Regulation Reference: (EU) No 2015/35 - supplementing Dir 2009/138/EC - taking up & pursuit of the business of Insurance and Reinsurance (SII)

Topic: Technical Provisions (TPs)

Article: Article 18(3) of the Commission Delegated Regulation (EU) 2015/35

Status: Final

Date of submission: 25 Jan 2021

Question

We have a question in relation to Guideline 2 and the unilateral right to amend premiums. What is the correct approach to determining the boundary of a contract where an unrestricted right for a reinsurer to amend the premiums exists under the treaty but is contingent on a particular uncertain event occurring in the future that is outside the control of both the cedant and the reinsurer?

Background of the question

A reinsurance treaty permits the reinsurer to amend the premium under the treaty, without restriction as to amount, if the loss ratio for the reinsured portfolio exceeds a particular percentage in an underwriting year. The treaty does not provide an alternative method of amending premiums. Guideline 2 provides that reinsurance undertakings should consider the right to terminate, reject, or amend premiums or benefits payable under a reinsurance contract as being unilateral when neither the policyholder nor any third party can restrict the exercise of that right. The reinsurer's right to amend the premiums, if the loss ratio exceeds the relevant percentage, is unilateral as the ability to amend is not restricted by the contract. However, the fact that the ability to amend the premiums only arises if the loss ratio exceeds the relevant percentage establishes a condition, outside the control of the reinsurer, that must be met before the reinsurer can amend the premium. Clearly, it would not be possible to determine an exact date of when (or if) the loss ratio for the policy will exceed the relevant percentage in any an underwriting year. If the reinsurer's right to amend premiums gives rise to a boundary, it is not clear when the right to exercise that right will occur. As a result, it is not possible to ascertain, with certainty, the date on which the boundary arises.
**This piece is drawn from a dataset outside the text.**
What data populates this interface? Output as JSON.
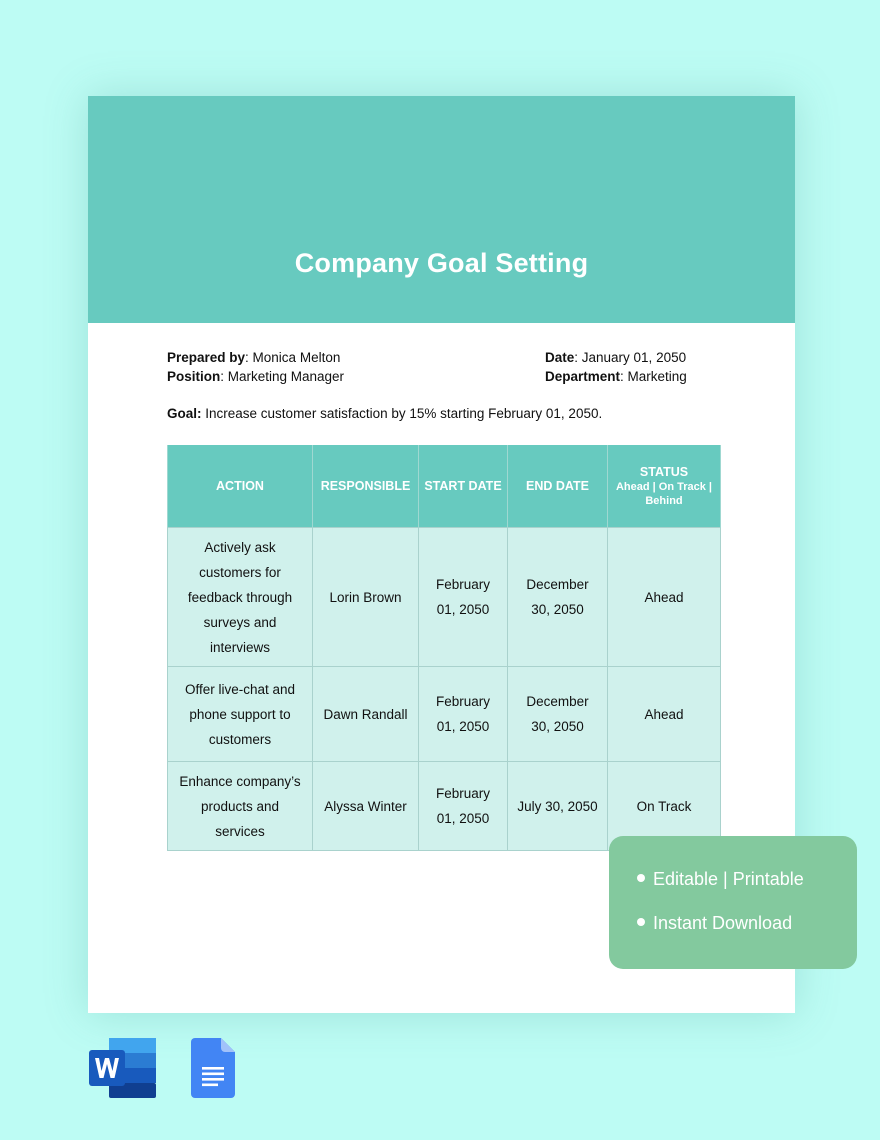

Therefore on the basis of the above, we would appreciate EIOPA's views on the following: • If a reinsurer has an unrestricted right to amend the premium under a treaty but exercise of that right is dependent on an uncertain future event that is outside of the reinsurer and cedant's control, does the reinsurer have a unilateral right to amend premiums pursuant to Article 18(3)(c)?; and • If the reinsurer does have a unilateral right to amend premiums but such right is dependent on the possibility of an event occurring in the future, how should the reinsurer determine the date of the contract boundary?

EIOPA answer

 Contingent rights where the driver event is outside the control of the insurance or reinsurance undertaking should not be considered to be unilateral rights for the purposes of contract boundaries assessment unless this restriction does not have a discernible effect on the economics of the contracts as described in the last subparagraph of article 18(3) of the Commission Delegated Regulation (EU) 2015/35.  For example, in case the driver event occurs with a very high probability, this restriction might not have a discernible effect and the contingent right could be considered to be an unilateral right for the purposes of contract boundaries assessment.